Em agosto, Janot suspendeu as negociações com o executivo Léo Pinheiro, da OAS, após um trecho ter se tornado público.
Ocorrendo a homologação pela caneta de Zavascki, inicia-se nova etapa: a abertura de investigações formais baseadas no que foi relatado. A partir daí, ocorreria a busca de provas, fundamental para que o Ministério Público Federal ofereça ou não denúncia contra os citados.
OS PRÓXIMOS PASSO
O que é preciso para que a delação seja válida?
-É necessário que Melo Filho e os demais delatores da Odebrecht finalizem o acordo com a Procuradoria Geral da República (PGR). Definido o que exatamente o executivo vai contar, que documentos ou provas apresentará e que tipo de benefício receberá em troca da delação, o acordo é fechado. Mas só passa a ter validade jurídica ao ser homologado pelo relator da Lava-Jato no Supremo, ministro Teori Zavascki.

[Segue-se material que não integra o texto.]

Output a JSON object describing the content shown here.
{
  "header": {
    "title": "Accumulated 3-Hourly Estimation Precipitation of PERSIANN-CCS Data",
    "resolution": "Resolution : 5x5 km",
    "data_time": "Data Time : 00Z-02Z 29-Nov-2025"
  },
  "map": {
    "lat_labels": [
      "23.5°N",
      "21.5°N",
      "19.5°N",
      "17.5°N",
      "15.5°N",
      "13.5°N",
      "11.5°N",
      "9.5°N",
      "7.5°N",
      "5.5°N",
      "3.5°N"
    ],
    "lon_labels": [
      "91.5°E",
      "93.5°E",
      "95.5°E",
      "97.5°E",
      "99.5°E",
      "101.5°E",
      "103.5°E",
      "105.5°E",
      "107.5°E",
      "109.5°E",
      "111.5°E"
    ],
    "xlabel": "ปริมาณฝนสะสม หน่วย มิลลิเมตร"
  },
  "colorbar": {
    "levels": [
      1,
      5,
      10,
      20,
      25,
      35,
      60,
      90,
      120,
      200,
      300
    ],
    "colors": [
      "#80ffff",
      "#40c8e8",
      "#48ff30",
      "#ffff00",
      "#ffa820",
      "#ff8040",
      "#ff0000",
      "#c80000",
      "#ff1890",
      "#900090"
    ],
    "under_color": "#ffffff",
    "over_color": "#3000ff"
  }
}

Após a homologação, o que ocorrerá com os citados?
-Depois da homologação do acordo de delação premiada, caberá à PGR e à Justiça Federal decidirem o que deverá ser investigado e pedirem a abertura de inquérito para apurar os fatos. Os casos que envolvem citados com foro privilegiado, como políticos no exercício do mandato, ficam sob responsabilidade da PGR. Os demais são da alçada da Justiça de primeira instância.